Certainly, there was anticipation and some anxiety heading into her final varsity season. She was coming off a serious season-ending injury that cut her junior season short.
“(My senior season) was extra rewarding because I was coming off that injury,” Hannah said. “My perspective was different from other players. I didn’t know what to expect with my availability and capability. Going from playing all the time, to not play and shut things down for a long time. Most people enter knowing how they would perform, so I think it was something special that year and to have such a positive outcome.”
Hannah’s senior year marked a turning point for Norwich as it returned to elite status among the best teams in Section IV.
Norwich finished 15-5, won a playoff game, and was narrowly beaten in the Section IV finals by Maine-Endwell.
It would be the first of several sectional finals appearances for Norwich, under Bennett, over the next decade.
Given all the team success Norwich had after Hannah’s graduation, Bennett still points to Hannah as one of the best players during his tenure.
“She’s the best pure shooter I ever coached,” Bennett said. “When she had an open look, she almost never missed…she was also a great leader. And even though she scored more points per game in a season than anyone I coached, it never felt selfish. In fact, there were probably times we needed her to shoot more.”
Following high school, Hannah attended Nazareth College.

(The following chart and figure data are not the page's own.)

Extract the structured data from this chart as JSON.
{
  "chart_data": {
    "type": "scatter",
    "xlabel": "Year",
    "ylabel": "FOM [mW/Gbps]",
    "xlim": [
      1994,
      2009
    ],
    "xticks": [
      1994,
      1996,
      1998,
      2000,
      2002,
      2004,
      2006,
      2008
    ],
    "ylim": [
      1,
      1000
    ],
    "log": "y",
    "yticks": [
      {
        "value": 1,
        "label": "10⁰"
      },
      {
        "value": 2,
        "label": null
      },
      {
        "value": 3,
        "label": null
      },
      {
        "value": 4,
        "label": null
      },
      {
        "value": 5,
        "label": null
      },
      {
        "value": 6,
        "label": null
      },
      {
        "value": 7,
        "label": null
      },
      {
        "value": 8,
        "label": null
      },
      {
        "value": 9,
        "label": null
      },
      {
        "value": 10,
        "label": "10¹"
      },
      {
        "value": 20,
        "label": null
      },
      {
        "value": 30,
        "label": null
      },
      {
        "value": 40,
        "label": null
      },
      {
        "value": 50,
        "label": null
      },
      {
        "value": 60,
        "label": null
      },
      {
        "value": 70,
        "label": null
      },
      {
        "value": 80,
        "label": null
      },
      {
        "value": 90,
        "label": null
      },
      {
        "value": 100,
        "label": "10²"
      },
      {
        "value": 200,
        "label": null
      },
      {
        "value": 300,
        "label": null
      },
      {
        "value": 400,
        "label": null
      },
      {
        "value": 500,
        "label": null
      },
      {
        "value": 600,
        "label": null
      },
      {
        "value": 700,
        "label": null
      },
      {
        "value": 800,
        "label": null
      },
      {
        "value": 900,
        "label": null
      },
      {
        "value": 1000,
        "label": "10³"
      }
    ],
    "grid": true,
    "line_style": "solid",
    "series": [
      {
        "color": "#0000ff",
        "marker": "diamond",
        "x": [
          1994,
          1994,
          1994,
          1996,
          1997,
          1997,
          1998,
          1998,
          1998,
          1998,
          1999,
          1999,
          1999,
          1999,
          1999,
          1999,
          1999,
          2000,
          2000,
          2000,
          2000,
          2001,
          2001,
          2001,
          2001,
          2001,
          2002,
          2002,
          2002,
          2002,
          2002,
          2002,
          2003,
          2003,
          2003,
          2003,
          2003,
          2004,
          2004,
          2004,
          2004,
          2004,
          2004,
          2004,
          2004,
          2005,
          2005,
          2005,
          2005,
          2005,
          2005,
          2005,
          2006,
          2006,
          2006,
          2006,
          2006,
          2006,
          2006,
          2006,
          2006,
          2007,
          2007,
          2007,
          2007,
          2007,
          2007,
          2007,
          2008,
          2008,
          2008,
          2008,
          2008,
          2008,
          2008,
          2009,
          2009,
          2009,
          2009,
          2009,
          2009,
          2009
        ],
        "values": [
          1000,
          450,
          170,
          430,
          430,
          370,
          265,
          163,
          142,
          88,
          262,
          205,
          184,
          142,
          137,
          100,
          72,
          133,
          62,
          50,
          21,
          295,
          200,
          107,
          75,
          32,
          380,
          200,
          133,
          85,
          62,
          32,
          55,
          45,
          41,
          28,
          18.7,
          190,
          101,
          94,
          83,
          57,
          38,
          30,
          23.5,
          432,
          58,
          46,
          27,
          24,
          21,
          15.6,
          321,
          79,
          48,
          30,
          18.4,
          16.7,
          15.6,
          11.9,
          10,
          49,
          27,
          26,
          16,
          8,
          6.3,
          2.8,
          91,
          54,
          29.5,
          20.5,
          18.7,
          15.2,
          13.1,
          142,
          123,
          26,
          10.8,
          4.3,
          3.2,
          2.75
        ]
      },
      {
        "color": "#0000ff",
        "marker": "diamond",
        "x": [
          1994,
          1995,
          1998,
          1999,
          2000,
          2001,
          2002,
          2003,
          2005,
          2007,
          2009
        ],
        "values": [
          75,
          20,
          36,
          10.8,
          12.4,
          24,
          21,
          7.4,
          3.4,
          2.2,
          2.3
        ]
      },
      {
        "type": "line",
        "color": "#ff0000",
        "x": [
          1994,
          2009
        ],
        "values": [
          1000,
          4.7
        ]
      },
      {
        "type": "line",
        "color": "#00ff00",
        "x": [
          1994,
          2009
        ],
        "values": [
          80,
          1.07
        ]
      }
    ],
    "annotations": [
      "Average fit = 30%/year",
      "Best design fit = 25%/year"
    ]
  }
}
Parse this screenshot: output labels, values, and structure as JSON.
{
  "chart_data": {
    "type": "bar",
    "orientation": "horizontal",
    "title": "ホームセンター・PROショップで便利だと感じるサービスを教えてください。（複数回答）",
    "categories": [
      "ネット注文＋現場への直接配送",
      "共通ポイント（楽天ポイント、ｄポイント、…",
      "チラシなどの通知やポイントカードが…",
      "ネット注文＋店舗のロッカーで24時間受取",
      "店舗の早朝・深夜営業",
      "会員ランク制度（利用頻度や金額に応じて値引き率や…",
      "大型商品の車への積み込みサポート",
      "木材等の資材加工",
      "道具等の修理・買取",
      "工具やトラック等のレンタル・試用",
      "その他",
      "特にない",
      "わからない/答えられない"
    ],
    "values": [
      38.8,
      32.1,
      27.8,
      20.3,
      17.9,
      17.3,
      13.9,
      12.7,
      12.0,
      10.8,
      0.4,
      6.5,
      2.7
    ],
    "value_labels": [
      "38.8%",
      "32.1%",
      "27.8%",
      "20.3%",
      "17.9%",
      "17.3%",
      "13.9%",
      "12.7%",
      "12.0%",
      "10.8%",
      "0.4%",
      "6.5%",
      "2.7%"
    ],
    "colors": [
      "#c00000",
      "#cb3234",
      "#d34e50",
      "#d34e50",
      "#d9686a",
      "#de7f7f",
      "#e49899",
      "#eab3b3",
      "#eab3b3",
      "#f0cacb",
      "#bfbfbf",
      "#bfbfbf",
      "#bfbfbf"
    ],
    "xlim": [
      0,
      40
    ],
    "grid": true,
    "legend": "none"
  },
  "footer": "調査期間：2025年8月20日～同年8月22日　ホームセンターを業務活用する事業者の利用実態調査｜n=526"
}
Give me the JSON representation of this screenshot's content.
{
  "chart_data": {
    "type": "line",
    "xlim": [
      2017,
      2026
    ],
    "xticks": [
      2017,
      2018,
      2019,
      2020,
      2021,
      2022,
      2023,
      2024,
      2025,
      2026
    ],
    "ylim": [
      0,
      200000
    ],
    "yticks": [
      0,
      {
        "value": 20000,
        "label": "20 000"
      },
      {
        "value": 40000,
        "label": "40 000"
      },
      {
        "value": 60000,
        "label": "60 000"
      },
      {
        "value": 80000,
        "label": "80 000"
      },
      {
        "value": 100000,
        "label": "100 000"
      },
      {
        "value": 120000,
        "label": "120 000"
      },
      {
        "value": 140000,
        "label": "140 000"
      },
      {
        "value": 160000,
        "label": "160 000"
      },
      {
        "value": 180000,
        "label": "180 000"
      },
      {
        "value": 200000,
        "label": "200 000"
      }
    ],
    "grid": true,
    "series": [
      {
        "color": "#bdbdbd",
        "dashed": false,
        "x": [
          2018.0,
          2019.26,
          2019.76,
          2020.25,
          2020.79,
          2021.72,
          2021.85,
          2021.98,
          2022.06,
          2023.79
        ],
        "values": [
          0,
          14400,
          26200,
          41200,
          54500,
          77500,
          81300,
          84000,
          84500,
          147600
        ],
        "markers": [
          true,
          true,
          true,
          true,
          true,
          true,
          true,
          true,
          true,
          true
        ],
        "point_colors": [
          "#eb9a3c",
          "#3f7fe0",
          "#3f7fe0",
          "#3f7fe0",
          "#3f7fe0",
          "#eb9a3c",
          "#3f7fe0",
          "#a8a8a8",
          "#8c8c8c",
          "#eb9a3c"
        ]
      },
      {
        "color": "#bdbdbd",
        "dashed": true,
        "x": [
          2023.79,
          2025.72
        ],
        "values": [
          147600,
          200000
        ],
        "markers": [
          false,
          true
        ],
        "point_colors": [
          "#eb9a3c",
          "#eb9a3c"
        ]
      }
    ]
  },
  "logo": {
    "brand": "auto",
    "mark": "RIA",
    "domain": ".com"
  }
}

She played four seasons on the women’s basketball team, and was a team captain her final three years.
She went on to earn her Doctor of Physical Therapy, met her future husband, Kevin – also a physical therapist – and is now the proud mom of her son Emerson.
“(The Hall of Fame) was and is a very meaningful honor,” Hannah said. “It comes from such an influential period of my life. To have it still be something that is recognized and celebrated at 32 years old. And now, having a son, it’s special that he will be a part of it.”